Éditorial des « Langues Modernes » n° 1/2018, par Émilie Perrichon, rédactrice en chef

dimanche 18 mars 2018

Initié par Pascal Lenoir, alors rédacteur en chef, ce projet de publication sur la littérature et les pratiques de classe est édité sous ma responsabilité, avec le soutien et l’accompagnement de l’équipe en place. Je tiens particulièrement à remercier Pascal Lenoir, compagnon de thèse et de recherche, pour la confiance qu’il m’a manifestée en proposant que je lui succède dans la tâche de rédacteur en chef. Je le remercie aussi au nom de l’équipe de rédaction pour le travail qu’il a effectué et qu’il continuera à effectuer au sein du comité de lecture, et du comité éditorial qu’il vient de rejoindre. Je tiens également à souligner l’arrivée de Jean-Marc Delagneau, président d’honneur de l’APLV, au sein du comité éditorial de la revue.

J’ai l’intention de consulter le comité éditorial essentiellement pour des propositions de thèmes à traiter dans la revue mais aussi, dans un esprit de collégialité, pour initier des échanges sur les développements possibles pour Les Langues Modernes.

Je saisis l’opportunité de ce premier numéro dont j’assume la responsabilité en tant que rédactrice en chef pour rappeler les origines de notre revue. Le premier numéro des Langues Modernes est paru en 1907. Le titre prenait la suite du Bulletin mensuel de la société des professeurs de langues vivantes de l’Enseignement Public [1] dont le premier numéro avait paru en 1902. Les archives de la revue, plusieurs centaines de numéros désormais en accès libre sur Gallica, reflètent l’évolution des approches épistémologique, éthique et idéologique, non seulement de la didactique des langues vivantes, mais aussi des didactiques en général et de la pédagogie. À ce titre, elles intéressent aussi bien les chercheurs en linguistique qu’en sciences de l’éducation, en sociologie et en histoire de l’éducation.

L’histoire des Langues Modernes accompagne également mon histoire personnelle depuis 2008, date de publication de mon premier article dans la revue sous la direction, à l’époque, de Bernard Delahousse et Marie-Pascale Hamez, coordonné par Pierre Frath qui avait su accompagner avec bienveillance ma première rédaction.

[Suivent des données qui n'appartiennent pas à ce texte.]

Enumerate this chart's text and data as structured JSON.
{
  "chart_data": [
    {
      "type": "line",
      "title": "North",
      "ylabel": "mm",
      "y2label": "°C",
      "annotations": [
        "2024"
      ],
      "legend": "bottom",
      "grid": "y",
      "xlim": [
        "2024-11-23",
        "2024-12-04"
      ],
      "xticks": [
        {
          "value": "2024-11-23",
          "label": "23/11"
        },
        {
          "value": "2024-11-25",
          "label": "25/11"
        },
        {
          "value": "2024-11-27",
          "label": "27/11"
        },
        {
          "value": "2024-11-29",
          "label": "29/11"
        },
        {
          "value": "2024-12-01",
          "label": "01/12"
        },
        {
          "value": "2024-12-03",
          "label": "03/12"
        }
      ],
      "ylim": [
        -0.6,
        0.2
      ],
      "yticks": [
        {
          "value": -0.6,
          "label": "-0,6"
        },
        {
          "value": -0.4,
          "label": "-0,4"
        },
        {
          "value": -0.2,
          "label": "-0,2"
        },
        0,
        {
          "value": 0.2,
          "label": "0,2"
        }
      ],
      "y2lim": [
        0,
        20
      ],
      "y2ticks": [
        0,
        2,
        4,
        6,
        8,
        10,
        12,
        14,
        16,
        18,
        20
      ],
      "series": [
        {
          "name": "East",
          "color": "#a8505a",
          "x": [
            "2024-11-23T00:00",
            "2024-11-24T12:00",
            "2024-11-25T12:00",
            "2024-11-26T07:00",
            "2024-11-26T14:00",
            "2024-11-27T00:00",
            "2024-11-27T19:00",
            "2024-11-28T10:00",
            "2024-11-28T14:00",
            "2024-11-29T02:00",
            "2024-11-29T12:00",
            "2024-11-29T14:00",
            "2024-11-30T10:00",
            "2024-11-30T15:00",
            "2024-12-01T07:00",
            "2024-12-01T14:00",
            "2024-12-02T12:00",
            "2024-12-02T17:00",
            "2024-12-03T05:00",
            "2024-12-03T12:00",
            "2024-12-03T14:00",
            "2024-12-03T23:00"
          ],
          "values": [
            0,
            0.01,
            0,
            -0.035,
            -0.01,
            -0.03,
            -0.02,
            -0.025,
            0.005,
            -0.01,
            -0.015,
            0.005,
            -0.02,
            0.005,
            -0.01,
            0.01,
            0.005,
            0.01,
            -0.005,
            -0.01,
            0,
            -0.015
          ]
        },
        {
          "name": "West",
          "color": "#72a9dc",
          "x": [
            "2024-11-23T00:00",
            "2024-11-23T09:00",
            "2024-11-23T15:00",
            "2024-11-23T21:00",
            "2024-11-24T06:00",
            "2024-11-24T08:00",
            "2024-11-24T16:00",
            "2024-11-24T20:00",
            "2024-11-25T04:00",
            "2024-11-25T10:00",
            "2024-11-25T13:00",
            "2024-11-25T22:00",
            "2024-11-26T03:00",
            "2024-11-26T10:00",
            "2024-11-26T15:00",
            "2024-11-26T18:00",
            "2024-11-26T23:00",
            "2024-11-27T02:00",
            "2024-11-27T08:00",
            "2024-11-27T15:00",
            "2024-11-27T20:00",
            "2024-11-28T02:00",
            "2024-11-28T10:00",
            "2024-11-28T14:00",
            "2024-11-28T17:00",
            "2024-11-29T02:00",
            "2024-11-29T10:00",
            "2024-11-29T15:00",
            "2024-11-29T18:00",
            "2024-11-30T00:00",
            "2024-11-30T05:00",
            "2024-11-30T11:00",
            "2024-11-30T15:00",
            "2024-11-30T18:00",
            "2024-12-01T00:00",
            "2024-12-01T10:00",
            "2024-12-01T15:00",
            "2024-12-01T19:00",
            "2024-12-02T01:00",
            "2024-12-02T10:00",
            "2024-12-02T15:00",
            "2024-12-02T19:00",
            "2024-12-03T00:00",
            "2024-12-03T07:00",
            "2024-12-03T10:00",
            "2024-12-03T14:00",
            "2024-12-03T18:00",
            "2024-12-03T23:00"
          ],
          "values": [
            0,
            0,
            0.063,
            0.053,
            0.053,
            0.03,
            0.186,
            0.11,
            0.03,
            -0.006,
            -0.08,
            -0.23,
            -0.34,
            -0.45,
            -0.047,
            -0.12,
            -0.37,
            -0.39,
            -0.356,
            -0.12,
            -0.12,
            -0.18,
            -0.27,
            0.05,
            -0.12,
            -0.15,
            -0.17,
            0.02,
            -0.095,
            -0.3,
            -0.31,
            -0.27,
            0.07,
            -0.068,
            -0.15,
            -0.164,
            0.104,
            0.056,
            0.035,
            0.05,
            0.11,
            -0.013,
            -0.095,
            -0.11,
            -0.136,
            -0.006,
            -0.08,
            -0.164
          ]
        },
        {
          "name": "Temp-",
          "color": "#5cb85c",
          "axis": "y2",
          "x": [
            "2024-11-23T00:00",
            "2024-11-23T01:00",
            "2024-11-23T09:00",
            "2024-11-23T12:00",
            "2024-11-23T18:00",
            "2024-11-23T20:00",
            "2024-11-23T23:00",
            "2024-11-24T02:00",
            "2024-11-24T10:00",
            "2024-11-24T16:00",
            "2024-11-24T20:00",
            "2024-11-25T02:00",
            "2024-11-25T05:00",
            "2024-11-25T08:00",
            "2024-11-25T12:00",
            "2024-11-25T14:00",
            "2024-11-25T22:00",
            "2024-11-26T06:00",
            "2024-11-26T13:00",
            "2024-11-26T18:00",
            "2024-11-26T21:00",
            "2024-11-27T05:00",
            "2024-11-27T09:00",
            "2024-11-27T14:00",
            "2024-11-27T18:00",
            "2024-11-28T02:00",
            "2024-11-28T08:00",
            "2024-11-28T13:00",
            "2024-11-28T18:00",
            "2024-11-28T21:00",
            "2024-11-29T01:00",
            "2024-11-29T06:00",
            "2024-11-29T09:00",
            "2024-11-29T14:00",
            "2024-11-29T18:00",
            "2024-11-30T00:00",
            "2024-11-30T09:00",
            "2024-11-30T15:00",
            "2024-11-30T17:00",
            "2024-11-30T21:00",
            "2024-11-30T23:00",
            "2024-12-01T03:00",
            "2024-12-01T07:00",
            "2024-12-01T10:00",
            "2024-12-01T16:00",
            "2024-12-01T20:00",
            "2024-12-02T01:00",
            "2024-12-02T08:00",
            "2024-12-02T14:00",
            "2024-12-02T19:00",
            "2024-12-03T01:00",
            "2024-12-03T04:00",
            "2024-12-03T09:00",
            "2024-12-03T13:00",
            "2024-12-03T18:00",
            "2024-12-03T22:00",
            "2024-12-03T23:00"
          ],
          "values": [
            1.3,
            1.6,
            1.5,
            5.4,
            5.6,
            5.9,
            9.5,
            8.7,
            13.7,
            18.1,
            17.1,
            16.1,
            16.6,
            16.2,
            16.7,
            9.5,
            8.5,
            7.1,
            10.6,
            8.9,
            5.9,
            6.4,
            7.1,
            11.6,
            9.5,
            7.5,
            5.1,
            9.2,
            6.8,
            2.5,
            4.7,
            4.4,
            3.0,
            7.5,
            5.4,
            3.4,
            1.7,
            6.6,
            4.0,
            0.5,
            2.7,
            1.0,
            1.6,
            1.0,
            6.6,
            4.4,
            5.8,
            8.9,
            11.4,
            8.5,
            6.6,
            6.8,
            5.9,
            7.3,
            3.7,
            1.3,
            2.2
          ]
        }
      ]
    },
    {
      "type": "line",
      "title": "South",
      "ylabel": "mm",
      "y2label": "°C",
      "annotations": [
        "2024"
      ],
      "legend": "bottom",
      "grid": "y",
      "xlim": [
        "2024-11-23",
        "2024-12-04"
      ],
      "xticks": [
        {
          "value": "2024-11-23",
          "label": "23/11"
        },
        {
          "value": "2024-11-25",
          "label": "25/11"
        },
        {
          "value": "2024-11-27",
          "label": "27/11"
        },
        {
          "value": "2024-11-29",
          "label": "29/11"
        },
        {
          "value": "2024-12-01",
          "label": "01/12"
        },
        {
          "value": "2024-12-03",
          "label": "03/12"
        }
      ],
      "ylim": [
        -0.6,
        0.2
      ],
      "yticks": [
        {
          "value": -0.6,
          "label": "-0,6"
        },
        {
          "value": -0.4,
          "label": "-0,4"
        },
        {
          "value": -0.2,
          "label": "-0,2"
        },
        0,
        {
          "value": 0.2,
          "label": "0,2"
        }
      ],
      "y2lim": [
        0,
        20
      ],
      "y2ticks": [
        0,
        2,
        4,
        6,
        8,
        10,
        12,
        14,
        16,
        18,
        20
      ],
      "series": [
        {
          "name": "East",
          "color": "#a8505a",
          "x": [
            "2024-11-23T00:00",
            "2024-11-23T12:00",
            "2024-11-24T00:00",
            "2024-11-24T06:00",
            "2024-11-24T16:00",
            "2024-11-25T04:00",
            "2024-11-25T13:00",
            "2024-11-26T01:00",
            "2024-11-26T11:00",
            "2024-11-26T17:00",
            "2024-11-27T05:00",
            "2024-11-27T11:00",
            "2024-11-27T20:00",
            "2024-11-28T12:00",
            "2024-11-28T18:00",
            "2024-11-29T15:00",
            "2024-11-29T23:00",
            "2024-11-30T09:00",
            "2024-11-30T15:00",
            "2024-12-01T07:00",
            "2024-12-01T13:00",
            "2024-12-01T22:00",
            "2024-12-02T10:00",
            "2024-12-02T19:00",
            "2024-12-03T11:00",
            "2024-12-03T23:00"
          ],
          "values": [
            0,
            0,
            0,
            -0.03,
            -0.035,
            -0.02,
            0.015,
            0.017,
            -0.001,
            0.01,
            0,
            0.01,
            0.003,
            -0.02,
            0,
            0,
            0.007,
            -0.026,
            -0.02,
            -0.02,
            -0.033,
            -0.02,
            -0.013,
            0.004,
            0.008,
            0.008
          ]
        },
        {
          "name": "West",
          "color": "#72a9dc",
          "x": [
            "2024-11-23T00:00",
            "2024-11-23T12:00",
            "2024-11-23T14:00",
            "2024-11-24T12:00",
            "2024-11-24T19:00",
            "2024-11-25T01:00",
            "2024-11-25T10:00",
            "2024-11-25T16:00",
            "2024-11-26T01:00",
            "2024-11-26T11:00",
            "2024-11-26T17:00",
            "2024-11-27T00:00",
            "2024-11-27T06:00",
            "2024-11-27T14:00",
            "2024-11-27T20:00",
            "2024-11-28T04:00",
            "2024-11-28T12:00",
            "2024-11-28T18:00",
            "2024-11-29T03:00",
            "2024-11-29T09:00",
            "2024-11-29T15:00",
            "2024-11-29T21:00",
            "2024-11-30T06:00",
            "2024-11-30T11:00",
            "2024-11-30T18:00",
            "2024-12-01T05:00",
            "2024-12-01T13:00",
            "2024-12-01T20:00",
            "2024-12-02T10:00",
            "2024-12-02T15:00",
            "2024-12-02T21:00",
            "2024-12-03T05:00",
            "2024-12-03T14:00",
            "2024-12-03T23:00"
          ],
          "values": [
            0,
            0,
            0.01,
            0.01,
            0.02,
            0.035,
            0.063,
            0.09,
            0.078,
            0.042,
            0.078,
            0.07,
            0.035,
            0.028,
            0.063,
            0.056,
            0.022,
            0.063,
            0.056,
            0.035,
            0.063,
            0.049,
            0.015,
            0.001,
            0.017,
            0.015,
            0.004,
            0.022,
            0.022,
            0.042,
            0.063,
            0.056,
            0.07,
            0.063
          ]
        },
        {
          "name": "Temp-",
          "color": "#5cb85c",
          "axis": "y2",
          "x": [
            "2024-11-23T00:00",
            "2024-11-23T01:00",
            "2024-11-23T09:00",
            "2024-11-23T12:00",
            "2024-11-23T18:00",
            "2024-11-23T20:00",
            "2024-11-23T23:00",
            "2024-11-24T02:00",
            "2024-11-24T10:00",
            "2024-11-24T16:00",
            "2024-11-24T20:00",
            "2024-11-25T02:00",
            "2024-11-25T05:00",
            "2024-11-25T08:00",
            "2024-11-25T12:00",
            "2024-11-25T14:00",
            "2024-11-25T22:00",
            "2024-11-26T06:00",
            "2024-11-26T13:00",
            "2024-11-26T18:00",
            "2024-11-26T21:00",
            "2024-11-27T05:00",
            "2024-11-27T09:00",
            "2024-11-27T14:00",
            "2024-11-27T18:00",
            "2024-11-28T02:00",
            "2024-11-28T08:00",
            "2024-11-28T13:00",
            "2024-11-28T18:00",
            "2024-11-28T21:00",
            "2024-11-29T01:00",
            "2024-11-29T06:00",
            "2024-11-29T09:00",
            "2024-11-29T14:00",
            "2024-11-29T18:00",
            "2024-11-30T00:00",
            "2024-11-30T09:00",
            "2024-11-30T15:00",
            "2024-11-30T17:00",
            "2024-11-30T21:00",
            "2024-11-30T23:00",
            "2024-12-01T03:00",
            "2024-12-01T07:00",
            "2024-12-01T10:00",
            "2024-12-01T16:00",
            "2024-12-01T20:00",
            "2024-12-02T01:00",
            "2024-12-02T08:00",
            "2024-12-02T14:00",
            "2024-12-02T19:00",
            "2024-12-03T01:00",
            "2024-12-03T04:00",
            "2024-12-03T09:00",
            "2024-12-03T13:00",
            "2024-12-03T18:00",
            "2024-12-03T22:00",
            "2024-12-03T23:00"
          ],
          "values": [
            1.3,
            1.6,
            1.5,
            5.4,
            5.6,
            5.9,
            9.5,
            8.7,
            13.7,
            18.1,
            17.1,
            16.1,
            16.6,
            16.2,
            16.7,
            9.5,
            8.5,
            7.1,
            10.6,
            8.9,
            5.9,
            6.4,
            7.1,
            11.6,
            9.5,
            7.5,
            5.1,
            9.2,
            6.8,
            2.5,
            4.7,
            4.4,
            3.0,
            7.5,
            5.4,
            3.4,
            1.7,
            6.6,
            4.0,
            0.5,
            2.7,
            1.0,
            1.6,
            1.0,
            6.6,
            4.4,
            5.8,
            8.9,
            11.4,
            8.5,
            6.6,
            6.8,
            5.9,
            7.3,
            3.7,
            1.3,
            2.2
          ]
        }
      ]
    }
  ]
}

C’est cette bienveillance qui va me guider dans les tâches de coordination et de rédaction que demande la fonction de rédactrice en chef.

C’est avec fierté et humilité que je prends la suite des rédacteurs et rédactrices en chef qui m’ont précédée et qui ont su garder une même ligne au-delà de leurs personnalités différentes : les Langues Modernes, en tant que revue de l’Association des Professeurs de Langues Vivantes, s’adresseront toujours aux collègues enseignants les langues vivantes à tous niveaux, du primaire au supérieur. Le présent numéro coordonné par Nadja Maillard-De La Corte-Gomez, que je remercie ici chaleureusement pour sa grande implication et réactivité, reflète cet intérêt en présentant des articles sur la formation des enseignants à différents niveaux d’intervention (primaire, secondaire, supérieur).
Rappelons aussi le rayonnement national et international de la revue qui montre combien la revue des Langues Modernes a su accompagner les changements majeurs de notre temps et démontre, s’il le fallait encore, l’importance qu’a la revue pour ceux et celles qui souhaitent « comprendre, apprendre, se remettre en question, faire évoluer ses méthodes d’enseignement, découvrir la didactique d’autres langues, en savoir plus sur les nouvelles technologies ou se tenir informé des évolutions en matière de politique linguistique » (Astrid Guillaume, éditorial du numéro 3/2005).

En ce début de prise de responsabilité, je tiens à remercier particulièrement Laure Peskine, rédactrice en chef adjointe des Langues Modernes pour son travail et son implication ; Michel Morel pour ses précieux conseils ; Dorota Sikora pour son implication à mes côtés ; et l’ensemble des membres du comité de rédaction et du comité de lecture pour leur travail, leur implication depuis tant d’années pour la qualité de la revue : sans eux, rien ne se ferait.
Enfin, je terminerai par un immense merci, à vous, lecteurs, chers abonnés, chers enseignants : sans vous, notre travail n’a pas de sens. Cette revue est avant tout la vôtre.


[1Société dont sera issue l’Association des Professeurs de Langues Vivantes de l’enseignement public (APLV) créé en 19012.